FIG. 4 shows a schematic block diagram of a single paddle torsional example. The rotating member 440 is driven into oscillation with the torsional stiffness provided by the neck 430. The dynamic response of the finger array 420 ensures that 430 is fixed at one end and that very small torques are transmitted to the foot 410. In this way very little energy is transmitted to the base 400 and subsequently lost.
FIG. 5 shows a two-sided flexural example. In this figure, the oscillating member is a simple beam, the element 520, in flexure. The lengths of the fingers 510 can be adjusted to suppress translational rather than rotational motion, and hence to prevent the transmission of flexural vibration to the base 500.

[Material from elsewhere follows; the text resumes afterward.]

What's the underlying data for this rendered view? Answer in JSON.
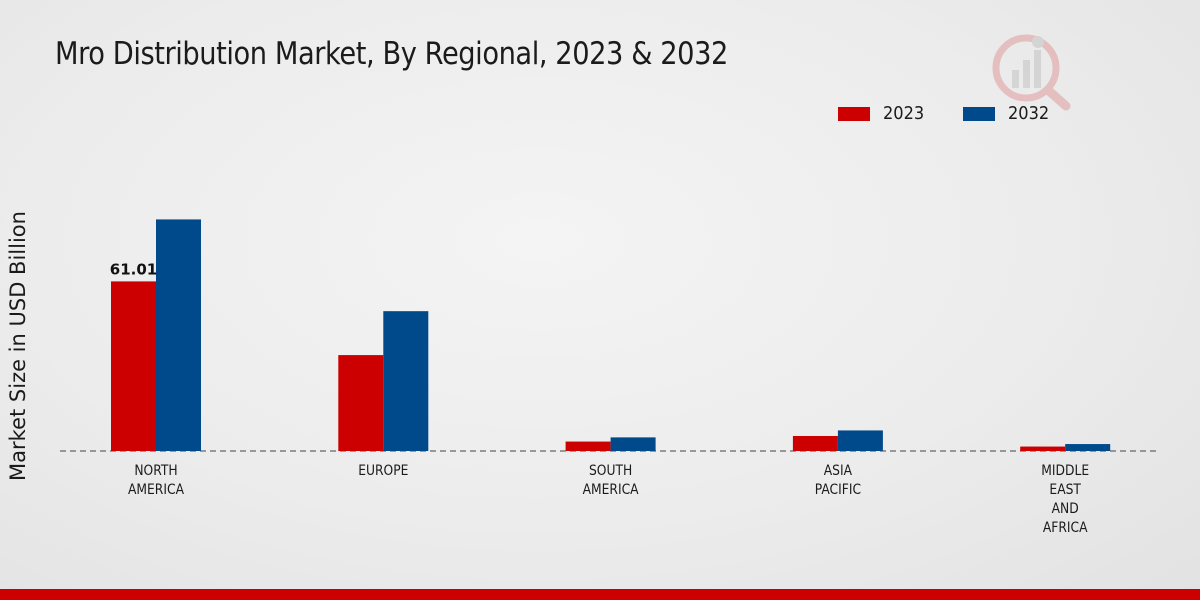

The predicted performance of the oscillator with the teeth array according to this simple model discussed above is shown in FIG. 6. Here attenuation is plotted against frequency. The attenuation has a broader frequency band over which it is effective with the implementation of the teeth array. This provides a measure of the attenuation provided by a group of isolating elements if they act incoherently, without multiple scattering effects. The attenuation directly calculated for a coherent array exhibits similar high performance very near the anti-resonance frequency ω0, but in addition produces significant performance over a fairly broad band of at least an octave above the anti-resonance frequency ω0. This reasonably broad frequency band performance indicates that the devices do not have to be finely tuned in order to achieve significant benefit, an important aspect for the exploitation of this concept in MEMS/NEMS devices.
Another measure of the performance of the mechanical oscillator of the invention is the laser Doppler vibrometry (LDV) image of the resonant motion of a high Q double paddle oscillator. FIG. 7a shows the displacement at the base of a double paddle oscillator (DPO) without fingers. The vibrometry dipole pattern at the base indicates that radiation of vibrational energy and related losses continues to occur with an oscillator without teeth or fingers. FIG. 7b shows the corresponding results with the finger array showing that there are essentially no vibrational energy or related losses. The plot shows motion at the top of the finger array, the desired anti-resonant response, and a significant decay of the response as we move our examination towards the base. At the base itself, no motion was detectable within the noise floor of these measurements. The Q of the oscillator was indeed improved by the modification at low temperatures; at room temperature other mechanisms prevent high performance silicon oscillators from being achievable.
Although this invention has been described in relation to an exemplary embodiment thereof, it will be understood by those skilled in the art that still other variations and modifications can be affected in the preferred embodiment without detracting from the scope and spirit of the invention as described in the claims.